=====================
GPU / JAX / CuPy
=====================

*findiff* can transparently operate on **JAX** and **CuPy** arrays in addition
to standard NumPy arrays.  All derivative operators (``Diff``, ``Gradient``,
``Divergence``, ``Curl``, ``Laplacian``) and operator compositions (addition,
multiplication, exponentiation) work out of the box — just pass an array from
any supported backend.

Installation
============

*findiff* detects JAX and CuPy at runtime; neither is a hard dependency.
Install whichever backend you need:

.. code-block:: shell

    # JAX — CPU only
    pip install jax

    # JAX — NVIDIA GPU
    pip install jax[cuda12]

    # CuPy — NVIDIA GPU
    pip install cupy-cuda12x


Basic usage
===========

Pass a JAX (or CuPy) array where you would normally pass a NumPy array:

.. code-block:: python

    import jax
    import jax.numpy as jnp
    from findiff import Diff

    jax.config.update("jax_enable_x64", True)

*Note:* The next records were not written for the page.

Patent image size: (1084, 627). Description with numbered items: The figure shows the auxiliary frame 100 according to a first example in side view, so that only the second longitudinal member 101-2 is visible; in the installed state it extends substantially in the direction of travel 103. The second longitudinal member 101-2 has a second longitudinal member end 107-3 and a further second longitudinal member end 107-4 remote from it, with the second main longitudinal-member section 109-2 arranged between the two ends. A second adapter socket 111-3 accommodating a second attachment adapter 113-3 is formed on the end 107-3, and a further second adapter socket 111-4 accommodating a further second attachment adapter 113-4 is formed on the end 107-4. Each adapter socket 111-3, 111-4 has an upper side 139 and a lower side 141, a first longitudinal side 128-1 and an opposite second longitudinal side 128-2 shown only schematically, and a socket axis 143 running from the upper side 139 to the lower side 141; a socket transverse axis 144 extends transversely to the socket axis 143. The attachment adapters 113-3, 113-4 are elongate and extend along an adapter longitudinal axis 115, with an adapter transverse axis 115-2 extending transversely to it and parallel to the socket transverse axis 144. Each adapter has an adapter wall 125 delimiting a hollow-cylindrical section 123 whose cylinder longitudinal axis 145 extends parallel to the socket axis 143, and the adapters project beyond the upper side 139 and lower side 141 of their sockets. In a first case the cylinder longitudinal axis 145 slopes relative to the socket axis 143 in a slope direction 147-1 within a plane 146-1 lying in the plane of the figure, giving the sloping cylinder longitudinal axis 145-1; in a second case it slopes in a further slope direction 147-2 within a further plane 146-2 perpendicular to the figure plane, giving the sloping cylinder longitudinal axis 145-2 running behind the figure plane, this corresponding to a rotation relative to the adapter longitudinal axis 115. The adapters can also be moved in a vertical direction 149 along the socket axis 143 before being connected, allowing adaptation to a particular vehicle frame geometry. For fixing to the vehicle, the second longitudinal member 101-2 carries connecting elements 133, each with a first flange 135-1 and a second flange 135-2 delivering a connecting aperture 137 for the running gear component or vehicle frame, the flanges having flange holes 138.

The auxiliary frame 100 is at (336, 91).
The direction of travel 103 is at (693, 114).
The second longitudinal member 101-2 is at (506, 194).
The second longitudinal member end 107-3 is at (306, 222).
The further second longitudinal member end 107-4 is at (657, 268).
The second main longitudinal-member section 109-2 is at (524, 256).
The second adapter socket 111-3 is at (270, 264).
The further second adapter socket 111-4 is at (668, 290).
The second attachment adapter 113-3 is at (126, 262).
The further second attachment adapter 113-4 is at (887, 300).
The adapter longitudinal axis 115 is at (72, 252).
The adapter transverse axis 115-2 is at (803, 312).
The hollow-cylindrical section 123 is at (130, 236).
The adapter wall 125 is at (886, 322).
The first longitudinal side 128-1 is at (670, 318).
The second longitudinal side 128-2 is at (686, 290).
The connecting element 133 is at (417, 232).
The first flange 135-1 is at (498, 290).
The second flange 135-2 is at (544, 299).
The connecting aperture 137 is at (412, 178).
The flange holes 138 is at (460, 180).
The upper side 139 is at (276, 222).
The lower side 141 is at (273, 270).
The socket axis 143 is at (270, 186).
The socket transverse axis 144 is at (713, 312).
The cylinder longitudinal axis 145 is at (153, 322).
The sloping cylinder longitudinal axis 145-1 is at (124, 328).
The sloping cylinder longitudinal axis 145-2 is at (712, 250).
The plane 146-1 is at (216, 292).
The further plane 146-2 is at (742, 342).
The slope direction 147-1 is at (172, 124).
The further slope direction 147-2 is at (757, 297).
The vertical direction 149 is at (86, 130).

    x = jnp.linspace(0, 2 * jnp.pi, 1000)
    dx = float(x[1] - x[0])
    f = jnp.sin(x)

    d_dx = Diff(0, dx)
    df_dx = d_dx(f)          # returns a JAX array
    type(df_dx)               # jaxlib.xla_extension.ArrayImpl

The result stays on the same backend as the input — no implicit copies back
to NumPy.


Using ``jax.jit`` for speed
============================

Without JIT, JAX dispatches each NumPy-like operation individually, which can
be *slower* than plain NumPy due to dispatch overhead.  The real speedup comes
from **JIT compilation**, which fuses all the slice and arithmetic operations
inside the operator into a single optimized kernel:

.. code-block:: python

    d_dx_jit = jax.jit(d_dx)

    # First call traces + compiles (slow):
    result = d_dx_jit(f)

    # Subsequent calls reuse the compiled kernel (fast):
    result = d_dx_jit(f)

This works for any operator, including composed operators and vector calculus
shortcuts:

.. code-block:: python

    from findiff import Laplacian

    lap = Laplacian(h=[dx, dy, dz])
    lap_jit = jax.jit(lap)
    result = lap_jit(f_3d)

.. tip::

    Always call ``.block_until_ready()`` when benchmarking JAX, since JAX uses
    asynchronous dispatch::

        result = lap_jit(f_3d).block_until_ready()


Non-uniform grids
=================

Non-uniform grid coordinates can be passed as JAX or CuPy arrays.  They are
converted to NumPy internally for coefficient computation (which happens once
at operator construction time), while the operator application still runs on
the GPU backend:

.. code-block:: python

    import numpy as np

    x = np.linspace(0, np.pi, 500)        # NumPy coords for construction
    f = jnp.array(np.sin(x))              # JAX array for application

    d_dx = Diff(0, x)
    result = d_dx(f)                       # returns a JAX array


Vector calculus
===============

``Gradient``, ``Divergence``, ``Curl``, and ``Laplacian`` all support
alternative backends:

.. code-block:: python

    from findiff import Gradient, Laplacian

    grad = Gradient(h=[dx, dy], acc=4)
    grad_f = grad(f_2d_jax)               # returns a JAX array

    lap = Laplacian(h=[dx, dy])
    lap_f = lap(f_2d_jax)                 # returns a JAX array


Operator composition
====================

Composed operators with scalar or array coefficients work as expected:

.. code-block:: python

    from findiff import Diff, Identity

    d2 = Diff(0, dx) ** 2
    L = d2 + Identity()                    # d²/dx² + 1

    L_jit = jax.jit(L)
    result = L_jit(f_jax)


What is **not** supported on GPU
=================================

The following features remain **NumPy / SciPy only** and will raise errors or
return NumPy arrays if called with GPU data:

* ``.matrix(shape)`` — returns a ``scipy.sparse`` matrix
* ``PDE`` and ``BoundaryConditions`` — use ``scipy.sparse.linalg`` solvers
* ``TimeDependentPDE`` / ``MOLSolution`` — implicit time steppers use sparse solvers
* ``CompactScheme`` operators — use ``scipy.sparse.linalg.splu``
* ``Stencil`` / ``StencilSet`` — construction depends on the matrix path
* ``.eigs()`` / ``.eigsh()`` — use ``scipy.sparse.linalg``


Running the benchmarks
======================

The test suite includes benchmarks that compare NumPy and JAX performance.
They are excluded from normal ``pytest`` runs and can be executed with:

.. code-block:: shell

    pytest -m benchmark -v -s --override-ini='addopts='